The convolutional neural network uses artificial intelligence and deep learning to train a model that can use the values in the csv file to accurately predict when and what type of heart arrhythmia will occur. The group designed a algorithm that when fed testing data, generates a .h5 model that can be indefinitely trained to further the accuracy in diagnosing possible heart abnormalities.
The group used over half a million different patient data sets to train the neural network to become more and more accurate as time goes on. After training our model for 100 epochs, we have achieved an accuracy rating of over 99.7%.
It should be noted that the group did indeed discuss another simpler path to success which included transposing the 1-D ECG signals to a 2-d grayscale image and then using a neural network to identify what type of heart beat was occurring through image recognition with the help of ImageNet. However, the group decided that said path would be vulnerable to scaling issues and run-time efficiency.
Once the model detects with a high degree of certainty that a the patient is experiencing cardiac arrhythmia, and there is potential for entry into cardiac arrest, it uses the Twilio API to call a caregiver at least twice, in the event that the caregiver does not respond, 911 will be dispatched immediately.

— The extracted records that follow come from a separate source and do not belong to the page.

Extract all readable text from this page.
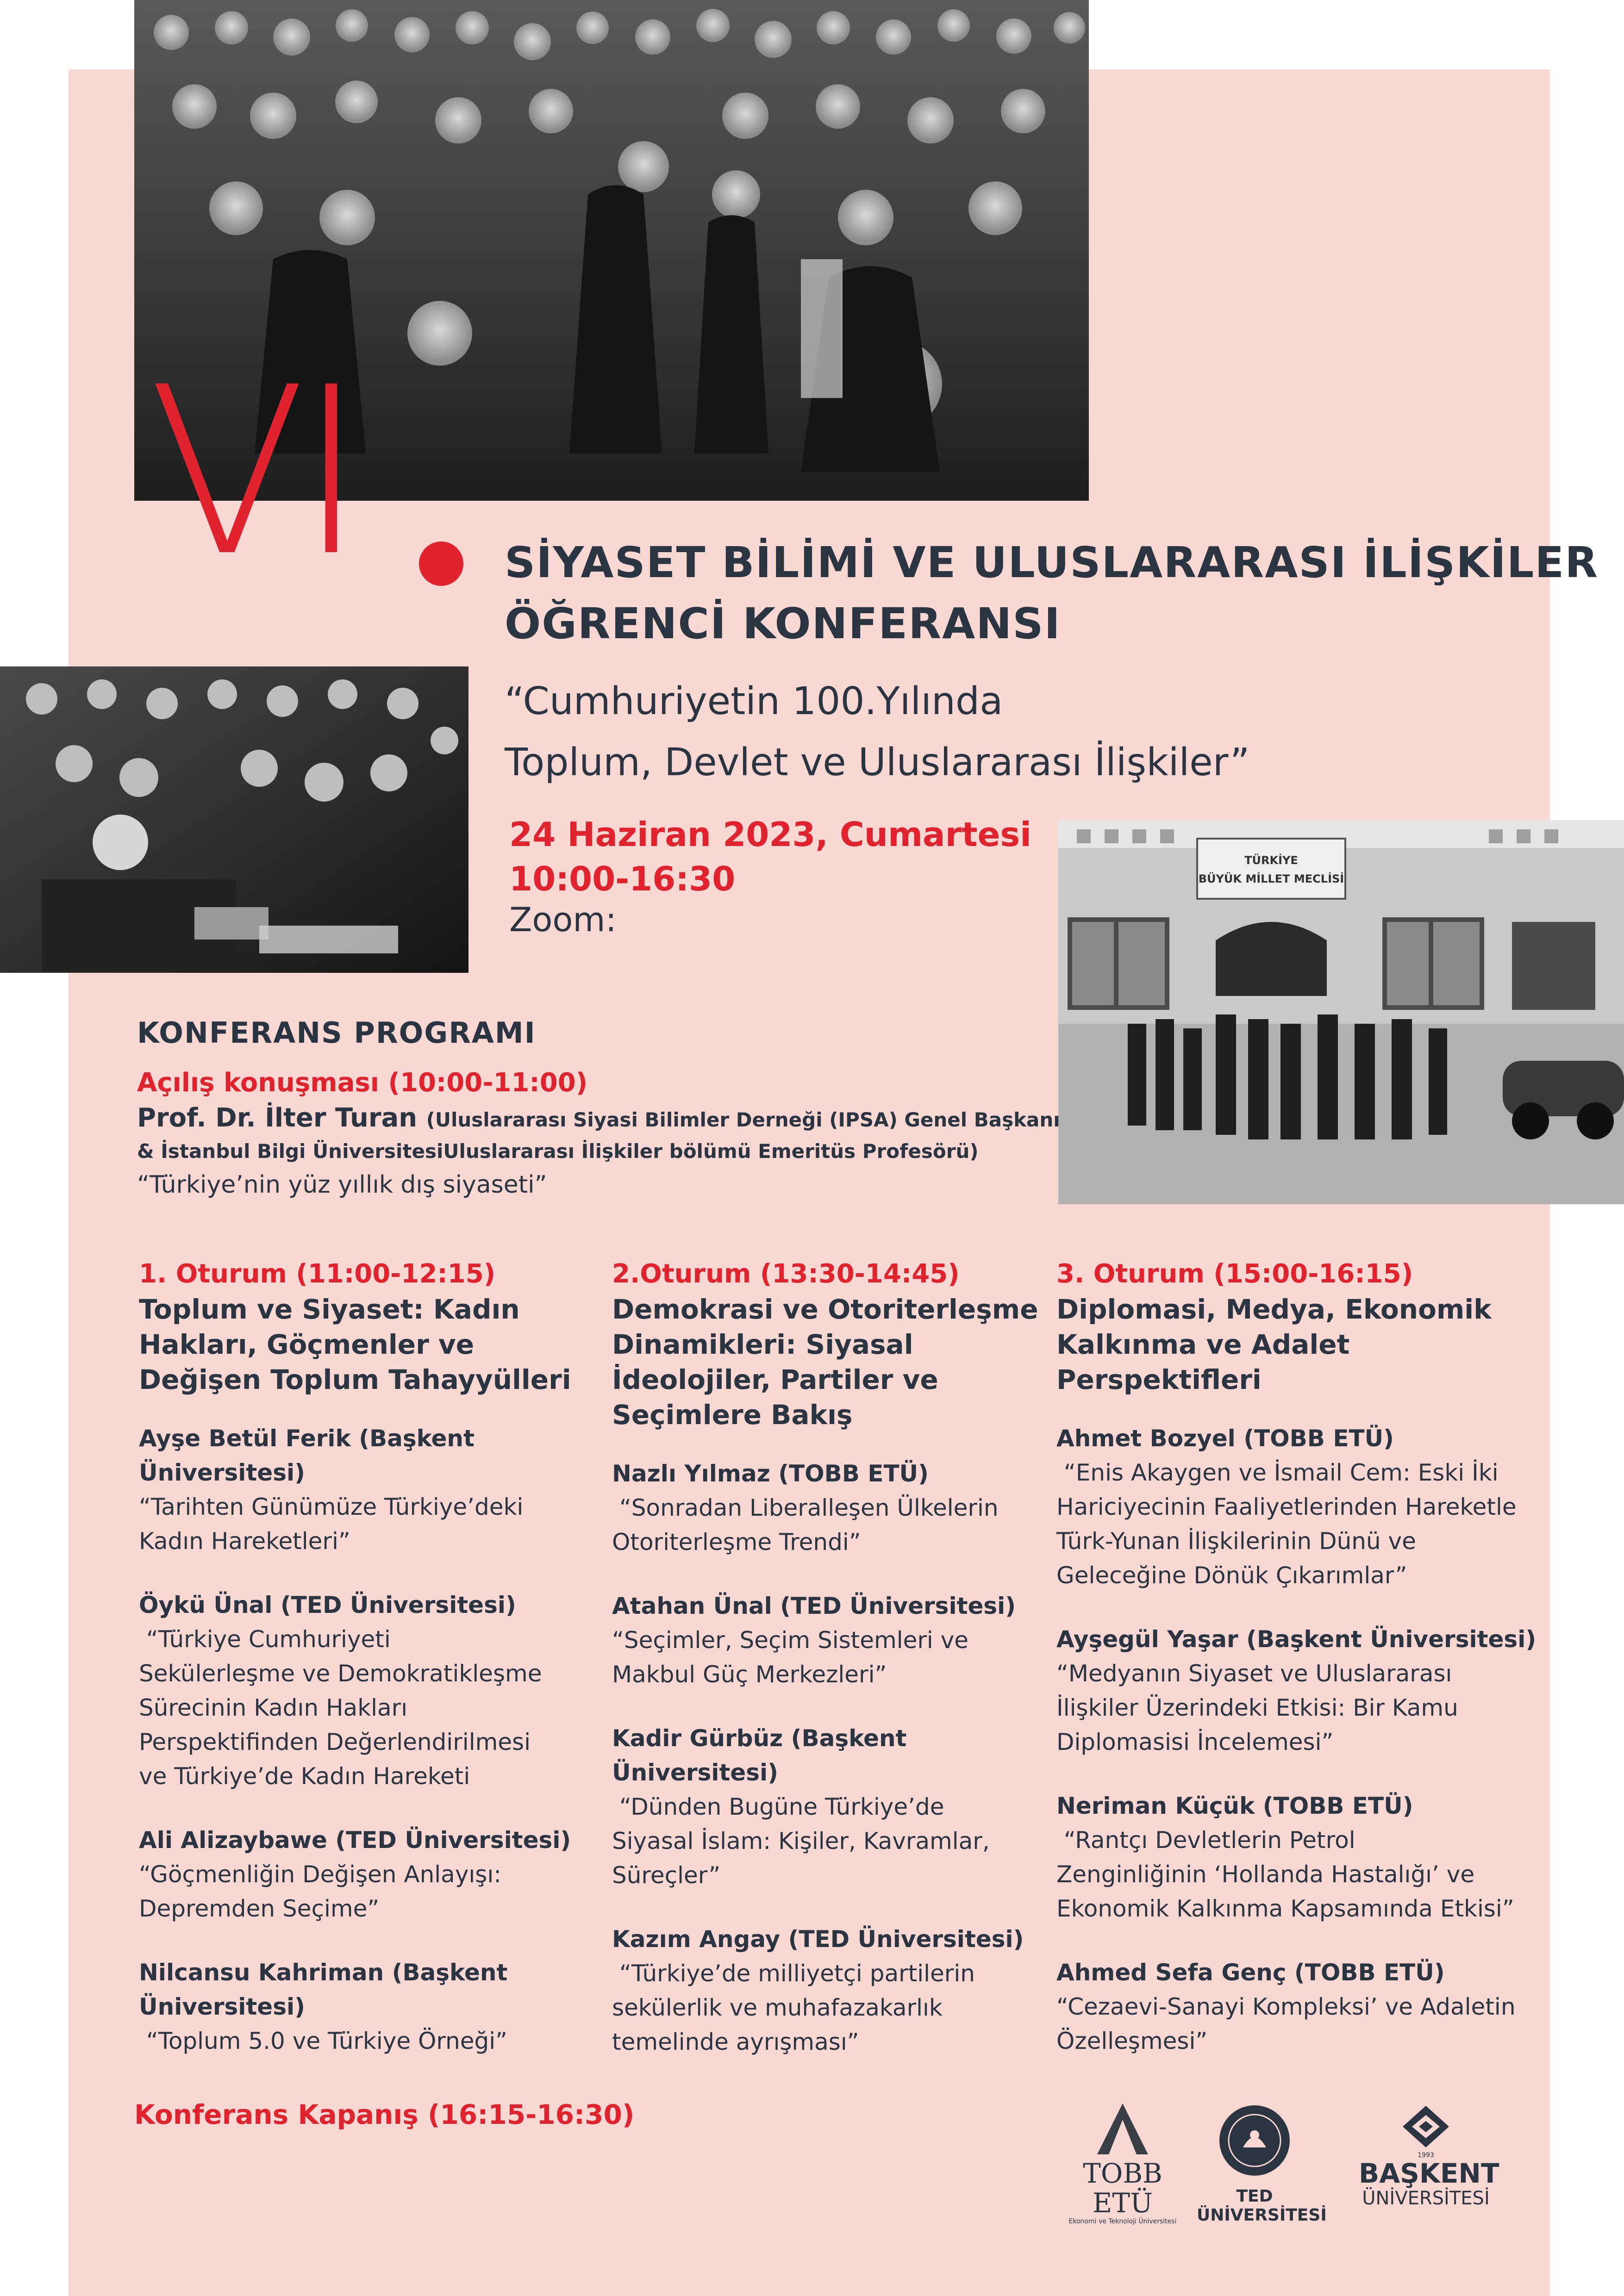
VI	SİYASET BİLİMİ VE ULUSLARARASI İLİŞKİLER
ÖĞRENCİ KONFERANSI
“Cumhuriyetin 100.Yılında
Toplum, Devlet ve Uluslararası İlişkiler”
24 Haziran 2023, Cumartesi
10:00-16:30
Zoom:
TÜRKİYE
BÜYÜK MİLLET MECLİSİ
KONFERANS PROGRAMI
Açılış konuşması (10:00-11:00)
Prof. Dr. İlter Turan (Uluslararası Siyasi Bilimler Derneği (IPSA) Genel Başkanı
& İstanbul Bilgi ÜniversitesiUluslararası İlişkiler bölümü Emeritüs Profesörü)
“Türkiye’nin yüz yıllık dış siyaseti”
1. Oturum (11:00-12:15)
Toplum ve Siyaset: Kadın
Hakları, Göçmenler ve
Değişen Toplum Tahayyülleri
Ayşe Betül Ferik (Başkent
Üniversitesi)
“Tarihten Günümüze Türkiye’deki
Kadın Hareketleri”
Öykü Ünal (TED Üniversitesi)
“Türkiye Cumhuriyeti
Sekülerleşme ve Demokratikleşme
Sürecinin Kadın Hakları
Perspektifinden Değerlendirilmesi
ve Türkiye’de Kadın Hareketi
Ali Alizaybawe (TED Üniversitesi)
“Göçmenliğin Değişen Anlayışı:
Depremden Seçime”
Nilcansu Kahriman (Başkent
Üniversitesi)
“Toplum 5.0 ve Türkiye Örneği”
2.Oturum (13:30-14:45)
Demokrasi ve Otoriterleşme
Dinamikleri: Siyasal
İdeolojiler, Partiler ve
Seçimlere Bakış
Nazlı Yılmaz (TOBB ETÜ)
“Sonradan Liberalleşen Ülkelerin
Otoriterleşme Trendi”
Atahan Ünal (TED Üniversitesi)
“Seçimler, Seçim Sistemleri ve
Makbul Güç Merkezleri”
Kadir Gürbüz (Başkent
Üniversitesi)
“Dünden Bugüne Türkiye’de
Siyasal İslam: Kişiler, Kavramlar,
Süreçler”
Kazım Angay (TED Üniversitesi)
“Türkiye’de milliyetçi partilerin
sekülerlik ve muhafazakarlık
temelinde ayrışması”
3. Oturum (15:00-16:15)
Diplomasi, Medya, Ekonomik
Kalkınma ve Adalet Perspektifleri
Ahmet Bozyel (TOBB ETÜ)
“Enis Akaygen ve İsmail Cem: Eski İki
Hariciyecinin Faaliyetlerinden Hareketle
Türk-Yunan İlişkilerinin Dünü ve
Geleceğine Dönük Çıkarımlar”
Ayşegül Yaşar (Başkent Üniversitesi)
“Medyanın Siyaset ve Uluslararası
İlişkiler Üzerindeki Etkisi: Bir Kamu
Diplomasisi İncelemesi”
Neriman Küçük (TOBB ETÜ)
“Rantçı Devletlerin Petrol
Zenginliğinin ‘Hollanda Hastalığı’ ve
Ekonomik Kalkınma Kapsamında Etkisi”
Ahmed Sefa Genç (TOBB ETÜ)
“Cezaevi-Sanayi Kompleksi’ ve Adaletin
Özelleşmesi”
Konferans Kapanış (16:15-16:30)
TOBB ETÜ
Ekonomi ve Teknoloji Üniversitesi
TED ÜNİVERSİTESİ
1993
BAŞKENT
ÜNİVERSİTESİ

Through the use of Twilio API, we have created a voicebot that relays important information to the caregiver such as location of the patient, their heartbeat and the diagnosis.
Challenges we ran into
When we first built the hardware to analyze the ECG, there was a huge learning curve. By the time we finally got it to work, we had already begun working on the machine learning model and incorporating the different aspects of the program together. At some point Saturday evening, the hardware stopped working and we could not get it to work despite hours of troubleshooting. Thankfully, we had a backup of each of our hardware elements and so we re-built the hardware from scratch.

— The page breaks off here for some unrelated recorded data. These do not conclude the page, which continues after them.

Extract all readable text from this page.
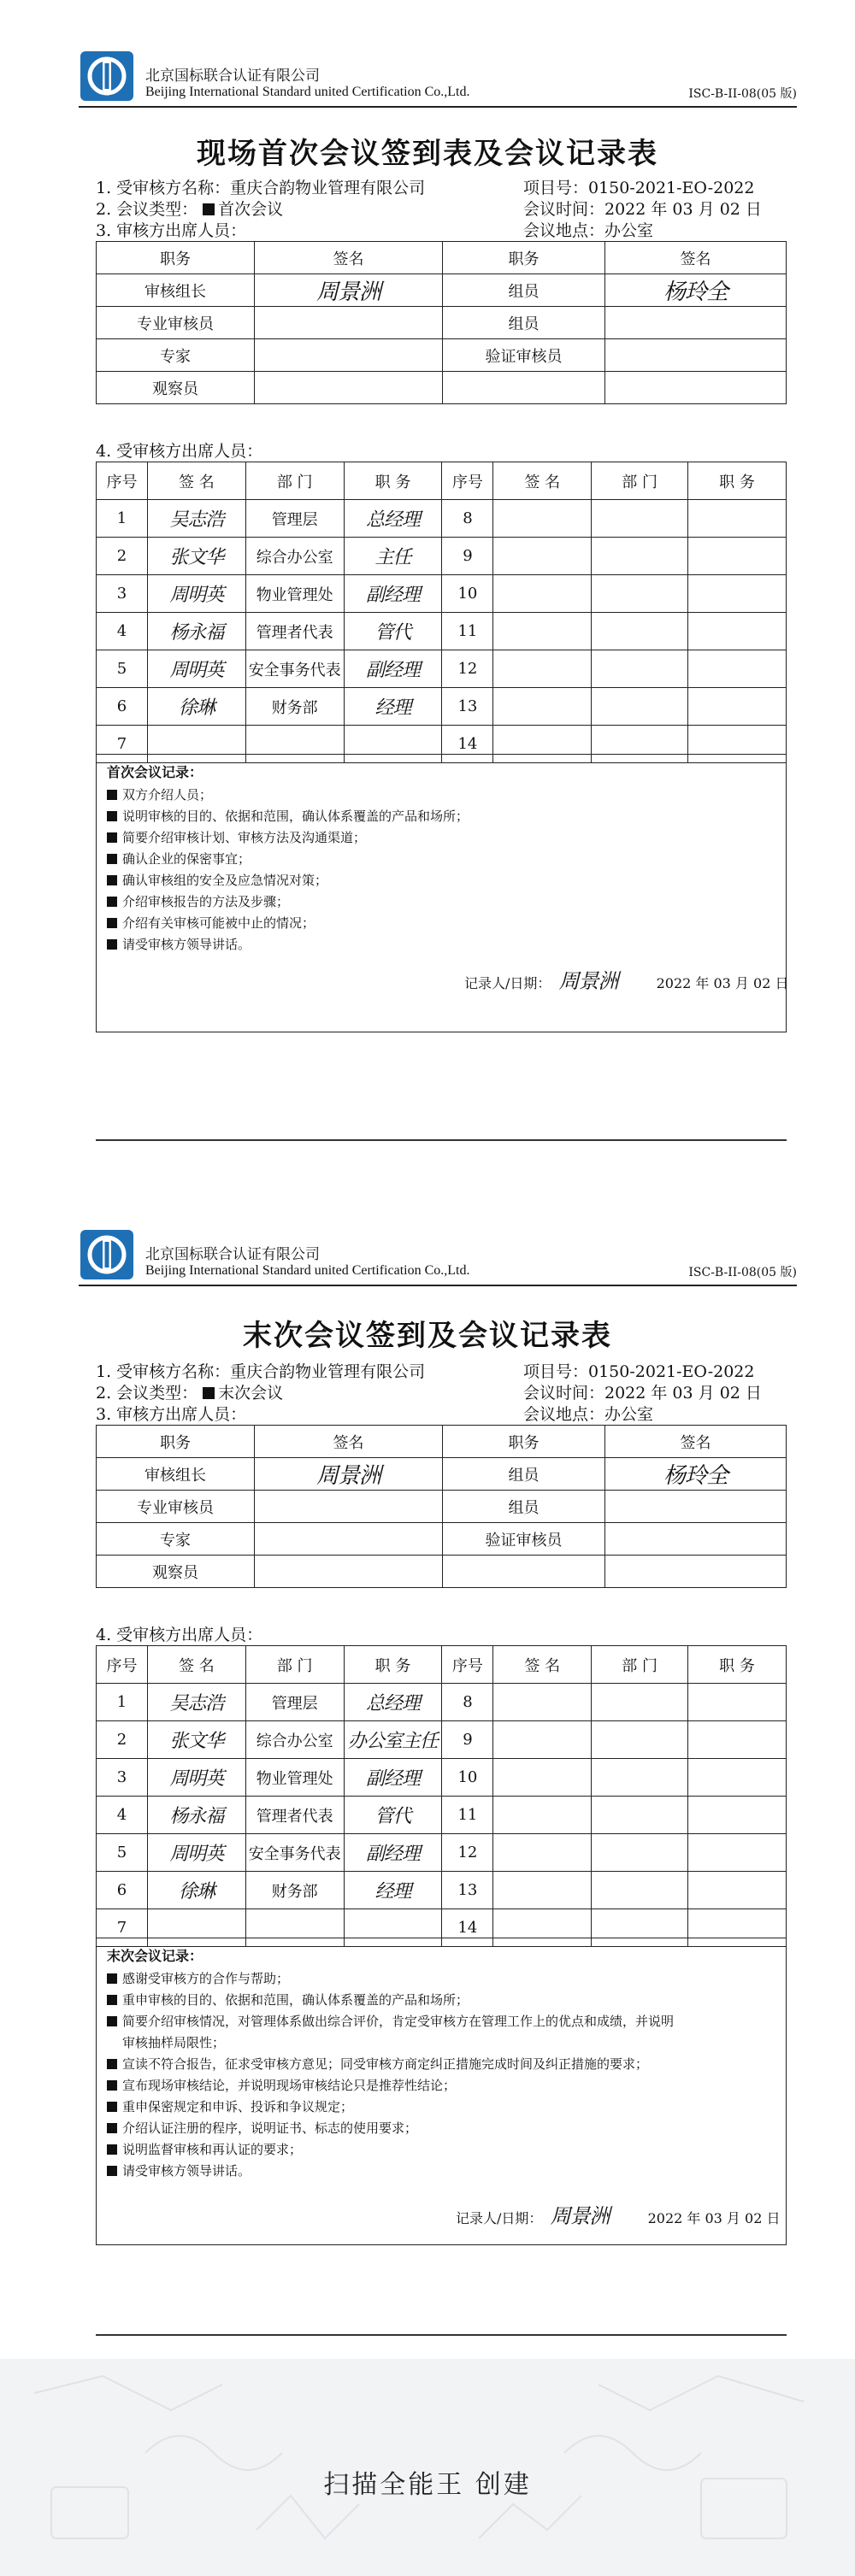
北京国标联合认证有限公司
Beijing International Standard united Certification Co.,Ltd.	ISC-B-II-08(05 版)
现场首次会议签到表及会议记录表
1. 受审核方名称：重庆合韵物业管理有限公司	项目号：0150-2021-EO-2022
2. 会议类型： 首次会议	会议时间：2022 年 03 月 02 日
3. 审核方出席人员：	会议地点：办公室
职务	签名	职务	签名
审核组长	周景洲	组员	杨玲全
专业审核员		组员	
专家		验证审核员	
观察员			
4. 受审核方出席人员：
序号	签 名	部 门	职 务	序号	签 名	部 门	职 务
1	吴志浩	管理层	总经理	8			
2	张文华	综合办公室	主任	9			
3	周明英	物业管理处	副经理	10			
4	杨永福	管理者代表	管代	11			
5	周明英	安全事务代表	副经理	12			
6	徐琳	财务部	经理	13			
7				14			
首次会议记录：
双方介绍人员；
说明审核的目的、依据和范围，确认体系覆盖的产品和场所；
简要介绍审核计划、审核方法及沟通渠道；
确认企业的保密事宜；
确认审核组的安全及应急情况对策；
介绍审核报告的方法及步骤；
介绍有关审核可能被中止的情况；
请受审核方领导讲话。
记录人/日期： 周景洲	2022 年 03 月 02 日
北京国标联合认证有限公司
Beijing International Standard united Certification Co.,Ltd.	ISC-B-II-08(05 版)
末次会议签到及会议记录表
1. 受审核方名称：重庆合韵物业管理有限公司	项目号：0150-2021-EO-2022
2. 会议类型： 末次会议	会议时间：2022 年 03 月 02 日
3. 审核方出席人员：	会议地点：办公室
职务	签名	职务	签名
审核组长	周景洲	组员	杨玲全
专业审核员		组员	
专家		验证审核员	
观察员			
4. 受审核方出席人员：
序号	签 名	部 门	职 务	序号	签 名	部 门	职 务
1	吴志浩	管理层	总经理	8			
2	张文华	综合办公室	办公室主任	9			
3	周明英	物业管理处	副经理	10			
4	杨永福	管理者代表	管代	11			
5	周明英	安全事务代表	副经理	12			
6	徐琳	财务部	经理	13			
7				14			
末次会议记录：
感谢受审核方的合作与帮助；
重申审核的目的、依据和范围，确认体系覆盖的产品和场所；
简要介绍审核情况，对管理体系做出综合评价，肯定受审核方在管理工作上的优点和成绩，并说明
审核抽样局限性；
宣读不符合报告，征求受审核方意见；同受审核方商定纠正措施完成时间及纠正措施的要求；
宣布现场审核结论，并说明现场审核结论只是推荐性结论；
重申保密规定和申诉、投诉和争议规定；
介绍认证注册的程序，说明证书、标志的使用要求；
说明监督审核和再认证的要求；
请受审核方领导讲话。
记录人/日期： 周景洲	2022 年 03 月 02 日
扫描全能王 创建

We got it working only to find out that our Twilio account that we used to contact the caregivers got suspended as we uploaded our code to GitHub. Turns out that our Authentication ID and token were not allowed to be made public as it is a security breach risk.

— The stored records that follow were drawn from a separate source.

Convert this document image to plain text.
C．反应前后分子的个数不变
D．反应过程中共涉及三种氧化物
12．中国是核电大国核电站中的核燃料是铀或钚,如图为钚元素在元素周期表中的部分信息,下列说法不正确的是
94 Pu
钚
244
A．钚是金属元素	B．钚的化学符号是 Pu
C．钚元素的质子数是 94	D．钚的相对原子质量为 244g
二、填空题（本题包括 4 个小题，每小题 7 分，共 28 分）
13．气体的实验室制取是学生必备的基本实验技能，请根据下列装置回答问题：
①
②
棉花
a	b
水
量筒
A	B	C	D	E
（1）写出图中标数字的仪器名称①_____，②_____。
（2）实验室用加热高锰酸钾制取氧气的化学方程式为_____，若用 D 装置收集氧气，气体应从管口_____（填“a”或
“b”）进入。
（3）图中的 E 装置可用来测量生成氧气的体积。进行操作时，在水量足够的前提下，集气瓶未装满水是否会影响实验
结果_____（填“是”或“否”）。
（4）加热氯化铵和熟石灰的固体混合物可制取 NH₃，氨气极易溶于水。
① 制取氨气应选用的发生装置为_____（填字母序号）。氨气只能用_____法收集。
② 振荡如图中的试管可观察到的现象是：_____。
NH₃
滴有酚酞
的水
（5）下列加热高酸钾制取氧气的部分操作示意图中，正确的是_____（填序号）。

Accomplishments that we’re proud of
** That the project works **. This was all of our first time using any machine learning software. We spent dedicated hours learning how to train models and how to use the models to predict the outcome of new data. We were really amazed and proud of how accurate the model is given the publically available dataset.
What we learned
Each of us learned something new while working on this project. To begin, we all learned the fundamentals of neural networks and how to build our own. We also learned how to develop a project from scratch. This was one of our first opportunity to work on a extensive project with a group. Over the 36 hours, we improved our ability to delegate tasks and organize the workflow to ensure efficiency and quality was met.
What's next for Rhythm
There is a lot of potential for Rhythm's future. To begin, we want to obtain higher resolution ECG data as well as more data for the Arrhythmias that were not included in the MIT data set. We also want to transform the ECG hardware into a convenient, portable device that is less intrusive as well as less noticeable (i.e an apple watch or fitbit).
 Kelly, B. B., & Fuster, V. (Eds.). (2010). Promoting cardiovascular health in the developing world: a critical challenge to achieve global health. National Academies Press.
 Chiarugi, F., Trypakis, D., Kontogiannis, V., Lees, P. J., Chronaki, C. E., Zeaki, M., ... & Orphanoudakis, S. C. (2003, September). Continuous ECG monitoring in the management of pre-hospital health emergencies. In Computers in Cardiology, 2003 (pp. 205-208). IEEE.